Nog een nuance dan. In het Nederlandse aansprakelijkheidsrecht bestaat ook het principe ‘eigen schuld’. Dat betekent dat wanneer de schade deels mede te wijten is aan de benadeelde, de vergoedingsplicht van de ‘dader’ wordt verminderd door de schade over beiden te verdelen, evenredig met de mate waarin beiden volgens de rechter aan de schade hebben bijgedragen. Dat lijkt een logisch principe, maar, zoals bijvoorbeeld laatst nog door de rechtbank in Leeuwarden (25 januari 2022) is bevestigd, kan juridisch niet snel worden aangenomen dat er überhaupt sprake is van eigen schuld.

Losloopgebieden

Over losloopgebieden kan ik kort zijn: voor de vraag of het baasje aansprakelijk is voor bijvoorbeeld een hondenbeet, maakt het in principe niet uit of het incident heeft plaatsgevonden in een (al dan niet omheind) losloopgebied. Als het incident op straat plaatsvond, maakt het op dezelfde manier in principe niet uit of daar op grond van de gemeentelijke regelgeving een aanlijnplicht gold.

En in het pension?

Sommigen van jullie zullen zich afvragen, of het hondenhotel aansprakelijk is voor schade die wordt aangebracht door een hond, aan een andere hond. Dat is lastige materie. Er woedt in de juridische wereld een discussie over de vraag of op een dierenpension ook een bepaald type risicoaansprakelijkheid rust, net als op de bezitter van het dier. Er is namelijk ook een wetsartikel dat bepaalt dat degene die eventueel niet de bezitter is van een dier maar het wel “gebruikt in de uitoefening van een bedrijf”, aansprakelijk is voor de door het dier aangebrachte schade. De vraag is echter of een hondenhotel, dat in principe ‘slechts’ zorg draagt de ‘bewaring’ van honden, onder deze definitie valt. De juridische literatuur vindt over het algemeen van wel, maar de rechtspraak niet.
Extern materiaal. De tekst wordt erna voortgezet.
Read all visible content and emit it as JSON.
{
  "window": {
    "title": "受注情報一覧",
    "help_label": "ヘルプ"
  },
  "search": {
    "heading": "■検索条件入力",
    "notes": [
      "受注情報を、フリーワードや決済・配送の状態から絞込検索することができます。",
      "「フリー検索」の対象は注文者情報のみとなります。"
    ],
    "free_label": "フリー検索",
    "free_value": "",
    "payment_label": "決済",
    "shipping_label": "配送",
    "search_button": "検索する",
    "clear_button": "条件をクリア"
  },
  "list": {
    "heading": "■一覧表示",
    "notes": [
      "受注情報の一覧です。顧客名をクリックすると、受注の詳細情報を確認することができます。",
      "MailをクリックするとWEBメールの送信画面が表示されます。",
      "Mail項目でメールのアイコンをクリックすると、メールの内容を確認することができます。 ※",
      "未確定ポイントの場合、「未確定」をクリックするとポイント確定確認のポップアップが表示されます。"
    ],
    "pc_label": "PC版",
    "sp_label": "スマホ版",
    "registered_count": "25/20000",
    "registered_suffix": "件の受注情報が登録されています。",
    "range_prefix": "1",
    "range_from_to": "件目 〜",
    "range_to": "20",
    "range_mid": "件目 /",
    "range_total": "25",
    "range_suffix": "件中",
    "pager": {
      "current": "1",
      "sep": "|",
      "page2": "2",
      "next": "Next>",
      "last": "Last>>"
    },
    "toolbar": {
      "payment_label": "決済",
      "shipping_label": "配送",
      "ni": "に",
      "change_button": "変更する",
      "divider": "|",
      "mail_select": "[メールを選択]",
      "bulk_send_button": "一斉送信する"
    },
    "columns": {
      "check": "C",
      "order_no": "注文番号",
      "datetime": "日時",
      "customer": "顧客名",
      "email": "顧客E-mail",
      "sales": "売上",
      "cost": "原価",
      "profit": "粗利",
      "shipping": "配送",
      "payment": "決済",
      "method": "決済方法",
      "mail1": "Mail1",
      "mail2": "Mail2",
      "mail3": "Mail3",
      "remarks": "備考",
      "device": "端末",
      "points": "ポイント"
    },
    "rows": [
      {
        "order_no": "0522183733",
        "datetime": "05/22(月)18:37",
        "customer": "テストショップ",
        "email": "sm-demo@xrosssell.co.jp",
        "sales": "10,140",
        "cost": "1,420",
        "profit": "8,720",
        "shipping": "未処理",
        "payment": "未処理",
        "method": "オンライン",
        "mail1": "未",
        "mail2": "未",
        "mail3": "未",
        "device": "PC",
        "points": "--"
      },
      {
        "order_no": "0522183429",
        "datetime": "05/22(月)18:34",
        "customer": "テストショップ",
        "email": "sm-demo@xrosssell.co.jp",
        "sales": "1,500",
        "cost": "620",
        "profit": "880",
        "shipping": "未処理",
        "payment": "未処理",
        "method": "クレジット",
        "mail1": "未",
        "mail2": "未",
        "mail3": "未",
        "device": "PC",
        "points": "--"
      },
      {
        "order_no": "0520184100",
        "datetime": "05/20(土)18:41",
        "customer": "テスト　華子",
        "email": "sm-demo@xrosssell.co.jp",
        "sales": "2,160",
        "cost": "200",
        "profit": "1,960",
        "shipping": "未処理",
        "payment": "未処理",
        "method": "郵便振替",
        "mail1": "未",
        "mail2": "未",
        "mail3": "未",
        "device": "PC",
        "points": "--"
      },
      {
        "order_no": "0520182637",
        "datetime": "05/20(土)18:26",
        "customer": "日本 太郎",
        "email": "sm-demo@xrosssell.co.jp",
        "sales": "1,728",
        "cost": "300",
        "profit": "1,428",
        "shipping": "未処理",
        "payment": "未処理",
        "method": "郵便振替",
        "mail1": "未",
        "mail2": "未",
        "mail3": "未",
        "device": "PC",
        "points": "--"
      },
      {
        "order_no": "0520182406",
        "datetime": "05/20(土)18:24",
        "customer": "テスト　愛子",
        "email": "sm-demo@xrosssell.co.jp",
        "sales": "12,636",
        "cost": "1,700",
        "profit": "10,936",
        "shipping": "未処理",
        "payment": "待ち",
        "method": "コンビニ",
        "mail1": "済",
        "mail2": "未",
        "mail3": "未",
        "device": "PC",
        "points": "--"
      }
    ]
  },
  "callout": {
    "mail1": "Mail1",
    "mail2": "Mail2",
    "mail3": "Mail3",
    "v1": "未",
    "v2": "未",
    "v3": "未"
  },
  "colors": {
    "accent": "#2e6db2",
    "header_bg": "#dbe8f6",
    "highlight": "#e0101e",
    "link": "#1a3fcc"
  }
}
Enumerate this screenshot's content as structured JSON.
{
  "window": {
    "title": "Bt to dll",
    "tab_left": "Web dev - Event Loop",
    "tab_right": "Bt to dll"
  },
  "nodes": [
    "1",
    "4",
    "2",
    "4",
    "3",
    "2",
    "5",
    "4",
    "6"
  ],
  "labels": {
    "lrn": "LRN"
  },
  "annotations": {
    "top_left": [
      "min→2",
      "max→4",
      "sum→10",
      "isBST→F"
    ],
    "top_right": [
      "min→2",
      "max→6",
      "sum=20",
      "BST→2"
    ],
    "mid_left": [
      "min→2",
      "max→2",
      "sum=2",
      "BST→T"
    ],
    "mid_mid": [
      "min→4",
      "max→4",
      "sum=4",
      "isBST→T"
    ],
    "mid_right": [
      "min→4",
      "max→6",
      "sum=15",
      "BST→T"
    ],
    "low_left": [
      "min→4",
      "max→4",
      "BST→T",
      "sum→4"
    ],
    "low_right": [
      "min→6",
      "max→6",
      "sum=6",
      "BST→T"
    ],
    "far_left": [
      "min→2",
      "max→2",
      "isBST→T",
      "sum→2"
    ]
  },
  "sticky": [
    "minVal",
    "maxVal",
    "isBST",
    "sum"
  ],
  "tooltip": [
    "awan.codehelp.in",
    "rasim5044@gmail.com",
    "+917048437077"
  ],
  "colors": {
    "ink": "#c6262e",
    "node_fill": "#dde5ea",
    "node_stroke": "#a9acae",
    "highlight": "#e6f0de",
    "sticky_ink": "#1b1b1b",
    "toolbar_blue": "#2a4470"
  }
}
Strikt genomen zou mijn advies dus zijn om ervan uit te gaan dat een hondenpension niet zonder meer risicoaansprakelijk is voor ‘hond-op-hondschade’. Maar ook dat moet ik nuanceren. De (schaarse) rechtspraak waaruit wordt opgemaakt dat pensions niet aansprakelijk zijn, is tot nu toe steeds gegaan over paardenpensions. Er is dus steeds in een paardencontext geoordeeld dat ‘bewaren van dieren’ nog geen ‘gebruik van dieren in de uitoefening van een bedrijf’ is. Nog los van de (juridische) kritiek die daarop als zodanig mogelijk is, kan in mijn optiek worden verdedigd dat deze rechtspraak niet 1-op-1 van toepassing is op het geval van honden. Iedereen snapt immers dat het bij een hondenpension om meer gaat dan enkel het ‘stallen’ van honden. Bovendien is art. 6:181 mede gebaseerd op de gedachte dat de benadeelde niet behoort te worden belast met de beslommeringen die gemoeid zijn met het onderzoek naar de identiteit van de aansprakelijke partij. Die moeilijkheden zijn er in het geval van een hondenpension-situatie niet minder om. Vaak zal voor een benadeelde niet duidelijk zijn wie het baasje van de aanvallende hond is geweest.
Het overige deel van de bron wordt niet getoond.